Matteüs 21,23-32
- Vierdag: 1-1-2000,
- Boek: Matteüs
- Perikoop: Matteüs 21,23-32
- Vertaler: Joep Dubbink
Vertaling
moeizaam gesprek
Het gesprek van Jezus met de Farizeeën op het tempelplein roept een vraag op: hoe komt het toch, dat dit soort gesprekken in het evangelie altijd zo moeizaam verloopt, zo kribbig, en zonder dat het tot een echt verstaan van elkaar komt? Die kribbigheid heeft ongetwijfeld te maken met de inzet van de discussie, door de tempelautoriteiten: de vraag naar Jezus´ onderwijsbevoegdheid. Het gaat om de ~exousia~, de volmacht. In alle oprechtheid uitgesproken zou het best een goede vraag zijn: `Vanwaar jouw gezag, door wie ben je gezonden?´ Maar hier lijkt de vraag toch vooral ingegeven door angst en jaloezie. De officiële religieuze autoriteiten voelen zich bedreigd door iemand die zomaar in de tempel, dus op hun eigen terrein, onderwijs komt geven. Zo wordt de vraag een formele vraag naar de juiste diploma´s, en dat soort vragen levert ~inhoudelijk~ nooit veel op. Terwijl het bijbels gezien bij exousia juist om inhoud gaat: gezag en volmacht volgen nooit automatisch uit de formele bevoegdheden van de spreker, maar moeten blijken uit woorden die áánkomen.

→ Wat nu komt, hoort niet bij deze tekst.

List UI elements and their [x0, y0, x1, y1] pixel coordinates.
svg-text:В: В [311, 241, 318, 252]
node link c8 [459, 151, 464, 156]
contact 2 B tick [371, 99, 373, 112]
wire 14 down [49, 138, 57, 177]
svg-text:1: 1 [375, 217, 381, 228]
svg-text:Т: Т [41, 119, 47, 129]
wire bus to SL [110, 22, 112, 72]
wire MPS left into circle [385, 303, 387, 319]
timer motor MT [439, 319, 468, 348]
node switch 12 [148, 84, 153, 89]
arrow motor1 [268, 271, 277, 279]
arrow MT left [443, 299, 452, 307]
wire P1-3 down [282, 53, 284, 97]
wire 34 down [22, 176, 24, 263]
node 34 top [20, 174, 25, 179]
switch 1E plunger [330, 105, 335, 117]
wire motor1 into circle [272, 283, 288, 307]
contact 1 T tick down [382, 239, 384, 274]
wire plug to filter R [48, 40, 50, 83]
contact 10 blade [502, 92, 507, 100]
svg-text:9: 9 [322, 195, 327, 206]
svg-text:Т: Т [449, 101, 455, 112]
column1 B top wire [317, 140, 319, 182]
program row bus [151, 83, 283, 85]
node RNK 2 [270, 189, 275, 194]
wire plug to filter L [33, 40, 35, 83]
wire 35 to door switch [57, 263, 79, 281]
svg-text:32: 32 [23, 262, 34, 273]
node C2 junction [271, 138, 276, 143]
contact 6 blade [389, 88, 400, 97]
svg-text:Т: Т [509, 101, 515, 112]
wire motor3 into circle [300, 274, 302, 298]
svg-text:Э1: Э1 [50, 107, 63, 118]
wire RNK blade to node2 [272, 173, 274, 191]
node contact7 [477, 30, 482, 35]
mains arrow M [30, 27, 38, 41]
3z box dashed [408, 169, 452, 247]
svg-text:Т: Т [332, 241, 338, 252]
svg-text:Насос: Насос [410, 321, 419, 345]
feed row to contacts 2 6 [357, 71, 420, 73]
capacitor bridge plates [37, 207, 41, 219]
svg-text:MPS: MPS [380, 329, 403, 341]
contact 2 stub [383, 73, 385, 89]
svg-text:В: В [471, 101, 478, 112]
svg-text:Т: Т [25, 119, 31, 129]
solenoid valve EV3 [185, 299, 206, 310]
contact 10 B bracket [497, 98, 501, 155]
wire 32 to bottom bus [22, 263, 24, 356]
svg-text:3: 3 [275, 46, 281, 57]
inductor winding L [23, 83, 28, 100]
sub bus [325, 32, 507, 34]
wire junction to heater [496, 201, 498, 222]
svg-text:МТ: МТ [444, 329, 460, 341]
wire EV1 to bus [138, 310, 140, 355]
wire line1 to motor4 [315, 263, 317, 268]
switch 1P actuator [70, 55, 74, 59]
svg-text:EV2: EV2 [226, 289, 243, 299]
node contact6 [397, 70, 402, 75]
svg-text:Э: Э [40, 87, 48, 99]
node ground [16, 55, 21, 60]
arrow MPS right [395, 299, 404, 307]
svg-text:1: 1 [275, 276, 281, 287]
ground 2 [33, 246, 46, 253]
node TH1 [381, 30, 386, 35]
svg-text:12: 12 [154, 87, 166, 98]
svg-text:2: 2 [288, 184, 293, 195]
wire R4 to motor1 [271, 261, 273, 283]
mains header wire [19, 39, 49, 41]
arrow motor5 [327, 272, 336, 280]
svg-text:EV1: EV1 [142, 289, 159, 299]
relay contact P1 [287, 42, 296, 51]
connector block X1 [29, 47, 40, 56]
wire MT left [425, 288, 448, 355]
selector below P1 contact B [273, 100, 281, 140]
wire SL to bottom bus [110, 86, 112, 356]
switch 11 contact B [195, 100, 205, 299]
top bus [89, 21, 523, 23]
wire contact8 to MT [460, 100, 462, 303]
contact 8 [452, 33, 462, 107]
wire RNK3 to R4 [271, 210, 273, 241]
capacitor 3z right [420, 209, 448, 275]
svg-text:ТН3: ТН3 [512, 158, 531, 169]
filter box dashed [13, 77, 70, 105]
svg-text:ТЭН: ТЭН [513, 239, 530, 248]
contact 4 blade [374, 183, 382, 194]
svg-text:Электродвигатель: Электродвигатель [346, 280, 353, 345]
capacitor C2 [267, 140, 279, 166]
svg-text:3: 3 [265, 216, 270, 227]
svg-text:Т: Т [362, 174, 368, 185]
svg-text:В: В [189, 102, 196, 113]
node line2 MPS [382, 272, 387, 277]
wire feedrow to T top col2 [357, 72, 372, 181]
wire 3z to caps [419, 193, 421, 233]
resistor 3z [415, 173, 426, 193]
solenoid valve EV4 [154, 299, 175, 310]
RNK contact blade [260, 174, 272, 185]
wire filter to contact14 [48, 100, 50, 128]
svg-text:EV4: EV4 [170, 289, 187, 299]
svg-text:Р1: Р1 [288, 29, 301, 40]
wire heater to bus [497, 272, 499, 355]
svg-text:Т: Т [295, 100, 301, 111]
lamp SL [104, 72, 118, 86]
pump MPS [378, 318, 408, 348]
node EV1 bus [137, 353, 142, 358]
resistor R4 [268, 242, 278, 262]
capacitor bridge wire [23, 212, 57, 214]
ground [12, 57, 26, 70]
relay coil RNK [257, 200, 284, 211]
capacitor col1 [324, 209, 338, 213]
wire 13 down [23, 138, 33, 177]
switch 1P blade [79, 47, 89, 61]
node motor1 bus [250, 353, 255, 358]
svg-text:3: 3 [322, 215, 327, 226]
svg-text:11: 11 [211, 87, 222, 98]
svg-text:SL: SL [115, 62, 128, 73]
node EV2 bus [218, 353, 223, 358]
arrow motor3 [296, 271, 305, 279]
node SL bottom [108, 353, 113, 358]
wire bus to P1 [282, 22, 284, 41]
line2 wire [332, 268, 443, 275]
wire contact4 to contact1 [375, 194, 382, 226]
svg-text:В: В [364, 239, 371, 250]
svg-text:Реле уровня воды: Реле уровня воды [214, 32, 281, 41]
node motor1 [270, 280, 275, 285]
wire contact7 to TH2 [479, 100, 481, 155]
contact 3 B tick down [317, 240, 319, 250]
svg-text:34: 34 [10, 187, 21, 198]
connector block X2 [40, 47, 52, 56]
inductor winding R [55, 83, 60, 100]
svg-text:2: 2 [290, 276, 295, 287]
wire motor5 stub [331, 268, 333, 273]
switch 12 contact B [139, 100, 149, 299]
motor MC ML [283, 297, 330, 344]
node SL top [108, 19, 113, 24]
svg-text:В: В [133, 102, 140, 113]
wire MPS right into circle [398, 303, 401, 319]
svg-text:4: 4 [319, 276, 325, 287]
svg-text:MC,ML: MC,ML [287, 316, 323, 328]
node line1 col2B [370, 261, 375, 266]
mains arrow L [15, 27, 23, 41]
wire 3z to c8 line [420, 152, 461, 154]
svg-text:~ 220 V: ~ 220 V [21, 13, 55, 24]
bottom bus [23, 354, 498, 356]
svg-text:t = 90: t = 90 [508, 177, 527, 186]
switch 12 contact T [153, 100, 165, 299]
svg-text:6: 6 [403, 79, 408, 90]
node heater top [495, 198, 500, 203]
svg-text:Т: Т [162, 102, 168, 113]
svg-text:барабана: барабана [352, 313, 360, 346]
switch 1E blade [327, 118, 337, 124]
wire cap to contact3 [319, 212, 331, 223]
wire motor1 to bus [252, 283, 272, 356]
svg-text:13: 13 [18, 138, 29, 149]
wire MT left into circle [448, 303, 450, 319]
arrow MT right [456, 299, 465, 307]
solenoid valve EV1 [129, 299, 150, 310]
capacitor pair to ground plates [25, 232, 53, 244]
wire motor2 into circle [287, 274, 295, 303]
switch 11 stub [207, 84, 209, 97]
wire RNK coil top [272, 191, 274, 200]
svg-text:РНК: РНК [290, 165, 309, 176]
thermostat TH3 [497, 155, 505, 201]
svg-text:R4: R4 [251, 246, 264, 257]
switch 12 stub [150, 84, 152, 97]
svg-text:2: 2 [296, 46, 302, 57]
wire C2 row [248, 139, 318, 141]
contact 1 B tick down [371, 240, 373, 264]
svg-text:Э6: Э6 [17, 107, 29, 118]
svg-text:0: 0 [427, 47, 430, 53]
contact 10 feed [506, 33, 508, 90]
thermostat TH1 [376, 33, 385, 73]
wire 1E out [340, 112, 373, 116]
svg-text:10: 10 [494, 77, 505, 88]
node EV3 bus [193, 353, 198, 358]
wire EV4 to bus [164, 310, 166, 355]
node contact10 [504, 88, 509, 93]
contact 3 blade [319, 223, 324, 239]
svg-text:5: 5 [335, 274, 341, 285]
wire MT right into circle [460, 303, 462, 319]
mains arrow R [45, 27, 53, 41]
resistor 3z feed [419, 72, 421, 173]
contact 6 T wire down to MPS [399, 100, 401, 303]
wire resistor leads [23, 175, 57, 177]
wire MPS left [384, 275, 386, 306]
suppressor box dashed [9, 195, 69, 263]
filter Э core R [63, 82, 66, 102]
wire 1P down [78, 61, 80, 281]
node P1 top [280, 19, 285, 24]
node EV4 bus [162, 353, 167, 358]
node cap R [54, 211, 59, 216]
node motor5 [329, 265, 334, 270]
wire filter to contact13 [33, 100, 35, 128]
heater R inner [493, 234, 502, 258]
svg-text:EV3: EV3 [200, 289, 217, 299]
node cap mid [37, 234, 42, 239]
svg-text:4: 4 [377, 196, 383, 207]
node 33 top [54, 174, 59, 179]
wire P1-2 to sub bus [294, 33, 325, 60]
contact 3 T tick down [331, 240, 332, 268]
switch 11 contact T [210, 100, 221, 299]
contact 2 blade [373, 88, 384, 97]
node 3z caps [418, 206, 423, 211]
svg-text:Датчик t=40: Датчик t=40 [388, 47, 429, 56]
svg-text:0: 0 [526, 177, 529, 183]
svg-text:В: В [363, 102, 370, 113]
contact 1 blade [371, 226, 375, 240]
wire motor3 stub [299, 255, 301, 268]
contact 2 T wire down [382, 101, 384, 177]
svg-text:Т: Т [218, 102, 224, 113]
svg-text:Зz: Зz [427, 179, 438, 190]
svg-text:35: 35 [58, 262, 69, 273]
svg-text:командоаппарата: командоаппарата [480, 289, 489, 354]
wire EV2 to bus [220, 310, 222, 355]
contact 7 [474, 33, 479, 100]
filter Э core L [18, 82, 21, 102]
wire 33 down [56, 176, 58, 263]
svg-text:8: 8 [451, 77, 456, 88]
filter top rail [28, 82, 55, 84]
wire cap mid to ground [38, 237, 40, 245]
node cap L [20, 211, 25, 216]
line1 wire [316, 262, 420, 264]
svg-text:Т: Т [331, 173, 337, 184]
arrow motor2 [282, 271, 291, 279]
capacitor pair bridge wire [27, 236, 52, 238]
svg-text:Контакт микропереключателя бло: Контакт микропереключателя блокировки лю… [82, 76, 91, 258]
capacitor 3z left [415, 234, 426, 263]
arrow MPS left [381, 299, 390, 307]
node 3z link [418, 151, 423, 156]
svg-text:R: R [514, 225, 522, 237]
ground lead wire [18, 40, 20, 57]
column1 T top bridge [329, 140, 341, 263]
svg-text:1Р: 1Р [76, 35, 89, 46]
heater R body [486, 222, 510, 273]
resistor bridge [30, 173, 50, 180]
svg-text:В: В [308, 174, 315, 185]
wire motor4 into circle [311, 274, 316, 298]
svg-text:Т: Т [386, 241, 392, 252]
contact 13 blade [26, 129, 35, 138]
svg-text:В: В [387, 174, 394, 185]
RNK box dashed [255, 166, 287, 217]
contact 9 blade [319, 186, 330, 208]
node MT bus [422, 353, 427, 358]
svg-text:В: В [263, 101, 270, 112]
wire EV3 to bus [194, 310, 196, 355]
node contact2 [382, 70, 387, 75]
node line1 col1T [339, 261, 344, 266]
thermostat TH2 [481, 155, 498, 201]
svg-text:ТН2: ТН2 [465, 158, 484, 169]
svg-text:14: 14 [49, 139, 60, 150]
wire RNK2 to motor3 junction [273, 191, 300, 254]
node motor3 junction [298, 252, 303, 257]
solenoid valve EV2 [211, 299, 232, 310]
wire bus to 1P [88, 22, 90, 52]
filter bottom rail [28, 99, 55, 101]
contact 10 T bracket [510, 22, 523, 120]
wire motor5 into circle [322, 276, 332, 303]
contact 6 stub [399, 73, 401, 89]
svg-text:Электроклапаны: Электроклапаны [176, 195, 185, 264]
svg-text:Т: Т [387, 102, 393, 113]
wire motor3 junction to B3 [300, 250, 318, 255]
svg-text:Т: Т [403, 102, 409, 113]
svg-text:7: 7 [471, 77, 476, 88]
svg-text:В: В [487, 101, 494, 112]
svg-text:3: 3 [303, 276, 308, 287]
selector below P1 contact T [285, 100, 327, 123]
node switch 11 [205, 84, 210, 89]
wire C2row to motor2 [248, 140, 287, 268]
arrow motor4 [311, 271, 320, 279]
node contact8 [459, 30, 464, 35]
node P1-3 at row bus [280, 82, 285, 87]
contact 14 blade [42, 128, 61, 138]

Nu is, om eerlijk te zijn, de manier waarop Jezus reageert ook niet bevorderlijk voor een goed gesprek. Hij stelt een wedervraag, die eerst moet worden beantwoord voor hij antwoord wil geven. Maar die wedervraag brengt in elk geval de inhoud naar voren: `Wat vinden jullie van Johannes, die andere onofficiële leraar?´ Daar komen ze niet uit: een beamen van diens kritische woorden zou hun eigen positie ernstig in het geding brengen, en een veroordeling van de nog altijd populaire Doper durven ze vermoedelijk vanwege de menigte niet aan. Dus volgt strategisch beraad over de mogelijke antwoorden en wat Jezus daar dan weer op zou zeggen, hoe het volk zou reageren, en daarmee is het einde van dit theologisch gesprek al een feit, voor het goed en wel begonnen is.
twee broers
Het tweede deel van de perikoop lijkt op het eerste gezicht een geheel nieuw thema aan te snijden, de eenheid van woord en daad en de mogelijkheid van ommekeer. Het zijn, weer eens, twee broers die als tegenpolen in onderling contrast laten zien hoe een mens zich kan opstellen tegenover de v/Vader. Het is duidelijk — dat is de eerste laag — dat het handelen de doorslag geeft boven de goede bedoelingen, het `Ja Heer´ zonder daden die daarmee stroken is leeg en zinloos. Maar Jezus zegt in dit kleine verhaaltje óók, dat de late bekeerling niet wordt afgerekend op zijn eerdere weigering. Daar ligt het verband met de profetenlezing die het leesrooster ernaast legt, en die aan te bevelen is.
Wie die perikoop1 } erbij betrekt, heeft een duidelijk verhaal met een heldere conclusie: bekeer je en leef!´ (Ez. 18:32), want daarin heeft de hemel plezier, zo had Matteüs al in 18:14 uit Jezus´ mond opgetekend.